According to documents, he acknowledged to the school that he was convicted for harassing communications and sentenced to 45 days in jail in 2015, and the next year was sentenced to six months' probation on a charge of wanton endangerment. Both convictions came in Kentucky court, the papers said. The 2018 assault charge was dismissed, according to Gorbaty.

Gorbaty said in court papers that his omission of the criminal cases were “minor discrepancies” and concerned “past youthful indiscretions.” He claims he was not afforded a formal opportunity to address the charges, and said “most or almost all of these alleged charges were either dismissed or were legally insignificant.”

Concerns over the charges came after the school “shockingly, for reasons that are presently unknown,” dug deeply into Gorbaty's application, he said in his complaint. “Had he been able to clarify these past minor indiscretions … this matter would have been resolved,” he said in his complaint.

Gorbaty says in his suit that “the right to formally appeal and/or to receive a fair hearing is not only a hallmark of American jurisprudence, but it is essential to a law student in an academic environment with professors who carry political biases and petty grudges against students, such as the plaintiff, who challenge the status quo.” Gorbaty brings claims for fraud, specific performance of contract, breach of contract, implied covenant of good faith, unjust enrichment and violation of the New Jersey Consumer Fraud Act. He is represented by Morristown, New Jersey, attorney Christopher Luongo.

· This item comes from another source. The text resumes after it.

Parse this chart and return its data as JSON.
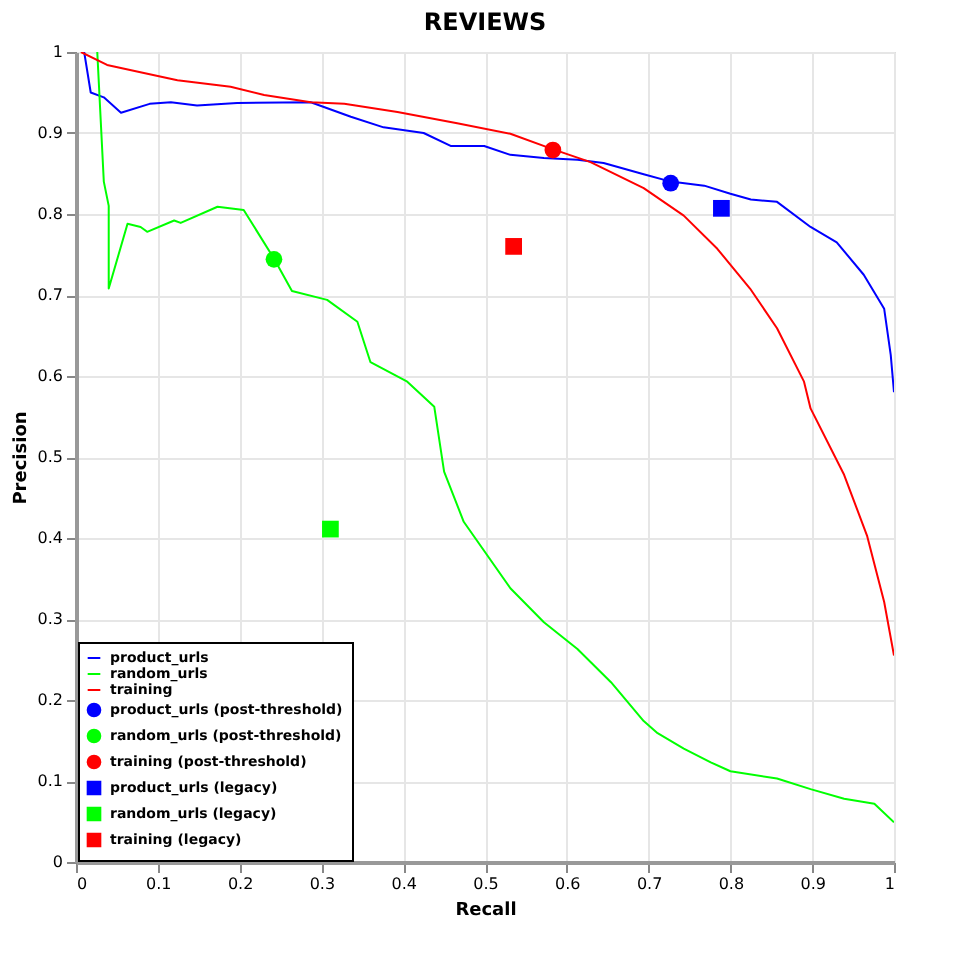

Luongo declined to comment on the case.

Mitchell Hamline said in its motion to dismiss, Gorbaty “cites to no contractual provisions providing him with these purported rights.”

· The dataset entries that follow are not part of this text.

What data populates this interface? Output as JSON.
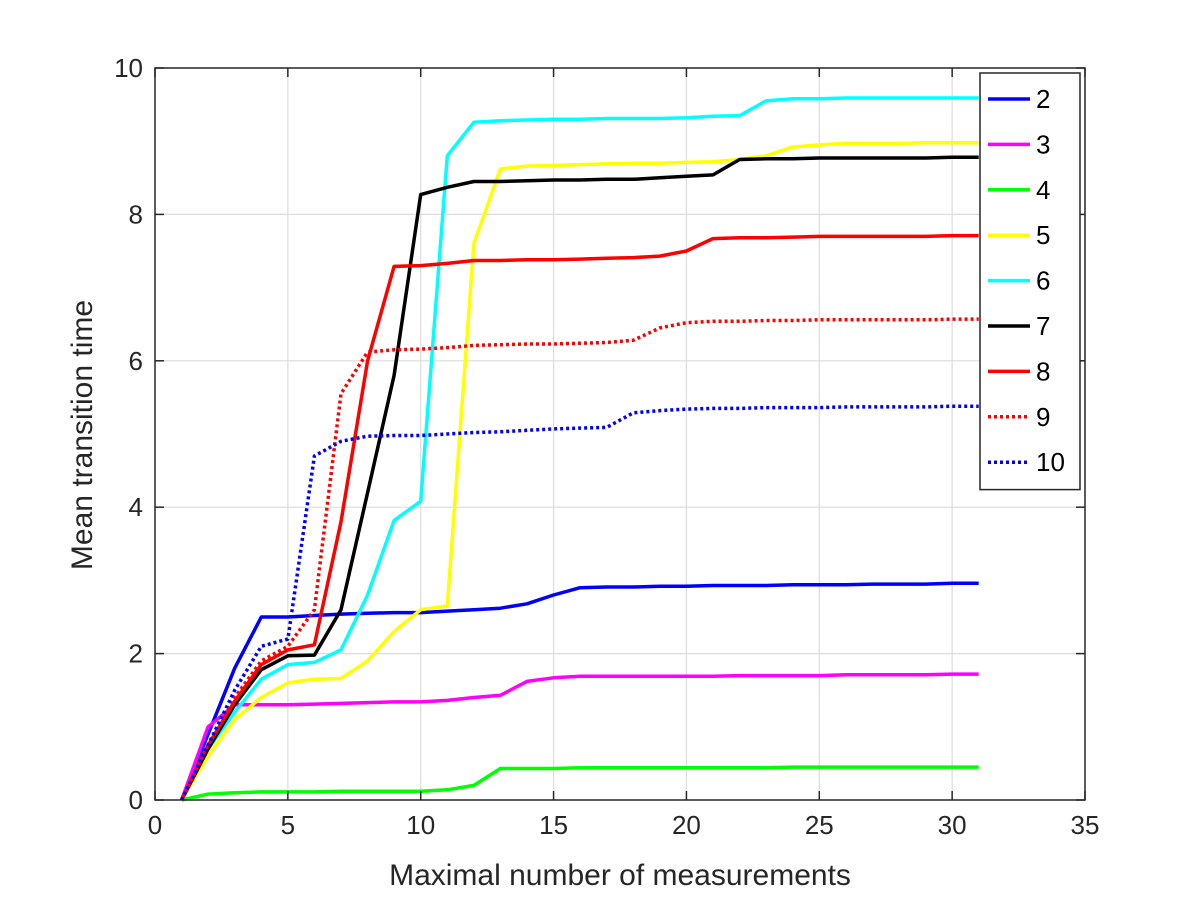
{
  "chart_data": {
    "type": "line",
    "title": "",
    "xlabel": "Maximal number of measurements",
    "ylabel": "Mean transition time",
    "xlim": [
      0,
      35
    ],
    "ylim": [
      0,
      10
    ],
    "xticks": [
      0,
      5,
      10,
      15,
      20,
      25,
      30,
      35
    ],
    "yticks": [
      0,
      2,
      4,
      6,
      8,
      10
    ],
    "grid": true,
    "legend_position": "top-right",
    "series": [
      {
        "name": "2",
        "color": "#0000ff",
        "dash": "solid",
        "points": [
          [
            1,
            0
          ],
          [
            3,
            1.8
          ],
          [
            4,
            2.5
          ],
          [
            5,
            2.5
          ],
          [
            6,
            2.52
          ],
          [
            7,
            2.54
          ],
          [
            8,
            2.55
          ],
          [
            9,
            2.56
          ],
          [
            10,
            2.56
          ],
          [
            11,
            2.58
          ],
          [
            12,
            2.6
          ],
          [
            13,
            2.62
          ],
          [
            14,
            2.68
          ],
          [
            15,
            2.8
          ],
          [
            16,
            2.9
          ],
          [
            17,
            2.91
          ],
          [
            18,
            2.91
          ],
          [
            19,
            2.92
          ],
          [
            20,
            2.92
          ],
          [
            21,
            2.93
          ],
          [
            22,
            2.93
          ],
          [
            23,
            2.93
          ],
          [
            24,
            2.94
          ],
          [
            25,
            2.94
          ],
          [
            26,
            2.94
          ],
          [
            27,
            2.95
          ],
          [
            28,
            2.95
          ],
          [
            29,
            2.95
          ],
          [
            30,
            2.96
          ],
          [
            31,
            2.96
          ]
        ]
      },
      {
        "name": "3",
        "color": "#ff00ff",
        "dash": "solid",
        "points": [
          [
            1,
            0
          ],
          [
            2,
            1.0
          ],
          [
            3,
            1.3
          ],
          [
            4,
            1.3
          ],
          [
            5,
            1.3
          ],
          [
            6,
            1.31
          ],
          [
            7,
            1.32
          ],
          [
            8,
            1.33
          ],
          [
            9,
            1.34
          ],
          [
            10,
            1.34
          ],
          [
            11,
            1.36
          ],
          [
            12,
            1.4
          ],
          [
            13,
            1.43
          ],
          [
            14,
            1.62
          ],
          [
            15,
            1.67
          ],
          [
            16,
            1.69
          ],
          [
            17,
            1.69
          ],
          [
            18,
            1.69
          ],
          [
            19,
            1.69
          ],
          [
            20,
            1.69
          ],
          [
            21,
            1.69
          ],
          [
            22,
            1.7
          ],
          [
            23,
            1.7
          ],
          [
            24,
            1.7
          ],
          [
            25,
            1.7
          ],
          [
            26,
            1.71
          ],
          [
            27,
            1.71
          ],
          [
            28,
            1.71
          ],
          [
            29,
            1.71
          ],
          [
            30,
            1.72
          ],
          [
            31,
            1.72
          ]
        ]
      },
      {
        "name": "4",
        "color": "#00ff00",
        "dash": "solid",
        "points": [
          [
            1,
            0
          ],
          [
            2,
            0.08
          ],
          [
            3,
            0.1
          ],
          [
            4,
            0.11
          ],
          [
            5,
            0.11
          ],
          [
            6,
            0.11
          ],
          [
            7,
            0.12
          ],
          [
            8,
            0.12
          ],
          [
            9,
            0.12
          ],
          [
            10,
            0.12
          ],
          [
            11,
            0.14
          ],
          [
            12,
            0.2
          ],
          [
            13,
            0.43
          ],
          [
            14,
            0.43
          ],
          [
            15,
            0.43
          ],
          [
            16,
            0.44
          ],
          [
            17,
            0.44
          ],
          [
            18,
            0.44
          ],
          [
            19,
            0.44
          ],
          [
            20,
            0.44
          ],
          [
            21,
            0.44
          ],
          [
            22,
            0.44
          ],
          [
            23,
            0.44
          ],
          [
            24,
            0.45
          ],
          [
            25,
            0.45
          ],
          [
            26,
            0.45
          ],
          [
            27,
            0.45
          ],
          [
            28,
            0.45
          ],
          [
            29,
            0.45
          ],
          [
            30,
            0.45
          ],
          [
            31,
            0.45
          ]
        ]
      },
      {
        "name": "5",
        "color": "#ffff00",
        "dash": "solid",
        "points": [
          [
            1,
            0
          ],
          [
            2,
            0.6
          ],
          [
            3,
            1.1
          ],
          [
            4,
            1.4
          ],
          [
            5,
            1.6
          ],
          [
            6,
            1.65
          ],
          [
            7,
            1.66
          ],
          [
            8,
            1.9
          ],
          [
            9,
            2.3
          ],
          [
            10,
            2.6
          ],
          [
            11,
            2.65
          ],
          [
            12,
            7.6
          ],
          [
            13,
            8.62
          ],
          [
            14,
            8.66
          ],
          [
            15,
            8.67
          ],
          [
            16,
            8.68
          ],
          [
            17,
            8.69
          ],
          [
            18,
            8.7
          ],
          [
            19,
            8.7
          ],
          [
            20,
            8.71
          ],
          [
            21,
            8.72
          ],
          [
            22,
            8.75
          ],
          [
            23,
            8.8
          ],
          [
            24,
            8.92
          ],
          [
            25,
            8.95
          ],
          [
            26,
            8.97
          ],
          [
            27,
            8.97
          ],
          [
            28,
            8.97
          ],
          [
            29,
            8.98
          ],
          [
            30,
            8.98
          ],
          [
            31,
            8.98
          ]
        ]
      },
      {
        "name": "6",
        "color": "#00ffff",
        "dash": "solid",
        "points": [
          [
            1,
            0
          ],
          [
            2,
            0.7
          ],
          [
            3,
            1.2
          ],
          [
            4,
            1.65
          ],
          [
            5,
            1.85
          ],
          [
            6,
            1.88
          ],
          [
            7,
            2.05
          ],
          [
            8,
            2.8
          ],
          [
            9,
            3.82
          ],
          [
            10,
            4.08
          ],
          [
            11,
            8.8
          ],
          [
            12,
            9.26
          ],
          [
            13,
            9.28
          ],
          [
            14,
            9.29
          ],
          [
            15,
            9.3
          ],
          [
            16,
            9.3
          ],
          [
            17,
            9.31
          ],
          [
            18,
            9.31
          ],
          [
            19,
            9.31
          ],
          [
            20,
            9.32
          ],
          [
            21,
            9.34
          ],
          [
            22,
            9.35
          ],
          [
            23,
            9.55
          ],
          [
            24,
            9.58
          ],
          [
            25,
            9.58
          ],
          [
            26,
            9.59
          ],
          [
            27,
            9.59
          ],
          [
            28,
            9.59
          ],
          [
            29,
            9.59
          ],
          [
            30,
            9.59
          ],
          [
            31,
            9.59
          ]
        ]
      },
      {
        "name": "7",
        "color": "#000000",
        "dash": "solid",
        "points": [
          [
            1,
            0
          ],
          [
            2,
            0.7
          ],
          [
            3,
            1.3
          ],
          [
            4,
            1.78
          ],
          [
            5,
            1.97
          ],
          [
            6,
            1.98
          ],
          [
            7,
            2.6
          ],
          [
            8,
            4.2
          ],
          [
            9,
            5.8
          ],
          [
            10,
            8.27
          ],
          [
            11,
            8.37
          ],
          [
            12,
            8.45
          ],
          [
            13,
            8.45
          ],
          [
            14,
            8.46
          ],
          [
            15,
            8.47
          ],
          [
            16,
            8.47
          ],
          [
            17,
            8.48
          ],
          [
            18,
            8.48
          ],
          [
            19,
            8.5
          ],
          [
            20,
            8.52
          ],
          [
            21,
            8.54
          ],
          [
            22,
            8.75
          ],
          [
            23,
            8.76
          ],
          [
            24,
            8.76
          ],
          [
            25,
            8.77
          ],
          [
            26,
            8.77
          ],
          [
            27,
            8.77
          ],
          [
            28,
            8.77
          ],
          [
            29,
            8.77
          ],
          [
            30,
            8.78
          ],
          [
            31,
            8.78
          ]
        ]
      },
      {
        "name": "8",
        "color": "#ff0000",
        "dash": "solid",
        "points": [
          [
            1,
            0
          ],
          [
            2,
            0.75
          ],
          [
            3,
            1.35
          ],
          [
            4,
            1.85
          ],
          [
            5,
            2.05
          ],
          [
            6,
            2.12
          ],
          [
            7,
            3.8
          ],
          [
            8,
            6.0
          ],
          [
            9,
            7.29
          ],
          [
            10,
            7.3
          ],
          [
            11,
            7.33
          ],
          [
            12,
            7.37
          ],
          [
            13,
            7.37
          ],
          [
            14,
            7.38
          ],
          [
            15,
            7.38
          ],
          [
            16,
            7.39
          ],
          [
            17,
            7.4
          ],
          [
            18,
            7.41
          ],
          [
            19,
            7.43
          ],
          [
            20,
            7.5
          ],
          [
            21,
            7.67
          ],
          [
            22,
            7.68
          ],
          [
            23,
            7.68
          ],
          [
            24,
            7.69
          ],
          [
            25,
            7.7
          ],
          [
            26,
            7.7
          ],
          [
            27,
            7.7
          ],
          [
            28,
            7.7
          ],
          [
            29,
            7.7
          ],
          [
            30,
            7.71
          ],
          [
            31,
            7.71
          ]
        ]
      },
      {
        "name": "9",
        "color": "#ff0000",
        "dash": "dotted",
        "points": [
          [
            1,
            0
          ],
          [
            2,
            0.75
          ],
          [
            3,
            1.4
          ],
          [
            4,
            1.9
          ],
          [
            5,
            2.1
          ],
          [
            6,
            2.6
          ],
          [
            7,
            5.55
          ],
          [
            8,
            6.12
          ],
          [
            9,
            6.15
          ],
          [
            10,
            6.16
          ],
          [
            11,
            6.18
          ],
          [
            12,
            6.21
          ],
          [
            13,
            6.22
          ],
          [
            14,
            6.23
          ],
          [
            15,
            6.23
          ],
          [
            16,
            6.24
          ],
          [
            17,
            6.25
          ],
          [
            18,
            6.28
          ],
          [
            19,
            6.45
          ],
          [
            20,
            6.52
          ],
          [
            21,
            6.54
          ],
          [
            22,
            6.54
          ],
          [
            23,
            6.55
          ],
          [
            24,
            6.55
          ],
          [
            25,
            6.56
          ],
          [
            26,
            6.56
          ],
          [
            27,
            6.56
          ],
          [
            28,
            6.56
          ],
          [
            29,
            6.56
          ],
          [
            30,
            6.57
          ],
          [
            31,
            6.57
          ]
        ]
      },
      {
        "name": "10",
        "color": "#0000ff",
        "dash": "dotted",
        "points": [
          [
            1,
            0
          ],
          [
            2,
            0.75
          ],
          [
            3,
            1.5
          ],
          [
            4,
            2.1
          ],
          [
            5,
            2.2
          ],
          [
            6,
            4.7
          ],
          [
            7,
            4.9
          ],
          [
            8,
            4.97
          ],
          [
            9,
            4.98
          ],
          [
            10,
            4.98
          ],
          [
            11,
            5.0
          ],
          [
            12,
            5.02
          ],
          [
            13,
            5.03
          ],
          [
            14,
            5.05
          ],
          [
            15,
            5.07
          ],
          [
            16,
            5.08
          ],
          [
            17,
            5.09
          ],
          [
            18,
            5.29
          ],
          [
            19,
            5.32
          ],
          [
            20,
            5.34
          ],
          [
            21,
            5.35
          ],
          [
            22,
            5.35
          ],
          [
            23,
            5.36
          ],
          [
            24,
            5.36
          ],
          [
            25,
            5.36
          ],
          [
            26,
            5.37
          ],
          [
            27,
            5.37
          ],
          [
            28,
            5.37
          ],
          [
            29,
            5.37
          ],
          [
            30,
            5.38
          ],
          [
            31,
            5.38
          ]
        ]
      }
    ]
  }
}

The school is represented by Christine Amalfe of Gibbons in Newark. She didn't return a reporter's call about the case.

Mitchell Hamline said the suit should be dismissed because the court lacks personal jurisdiction, since the school does not have any “continuous and systematic” contacts with New Jersey.

In his application, Gorbaty, a 1989 Westfield High School graduate, says he graduated from Rutgers University in 2003 with a bachelor's degree in economics and a minor in psychology. His resume documented that he has been a “self employed auto mechanic” since 2002, and before that was a tire installer and auto mechanic at various garages and car dealerships. He said in his personal statement that he had a “lifelong goal of being a successful attorney” and hoped to practice “divorce law.”

According to Mitchell Hamline's motion to dismiss, Gorbaty claims to live in New Jersey, but public records suggest he was living in Kentucky when his alleged injuries occurred.

Mitchell Hamline also contends that Gorbaty's contract claims should be dismissed because New Jersey courts have been reluctant to impose contract law on the relationship between a student and an institute of higher learning. The law school also said Gorbaty's unjust enrichment claim fails because it refunded his tuition payment. The consumer fraud claim against the school should be dismissed because there was no indication that it engaged in unlawful conduct, Mitchell Hamline said. “To the contrary, it was Gorbaty who engaged in misleading conduct when he lied on his law school application,” the school said.

Mitchell Hamline, formed by a 2015 merger of William Mitchell College of Law and Hamline University School of Law, is best known as a leader in the hybrid J.D. movement, which combines online and in-person course work. Mitchell Hamline's predecessor school, St. Paul College of Law, is the alma mater of former U.S. Chief Justice Warren Burger.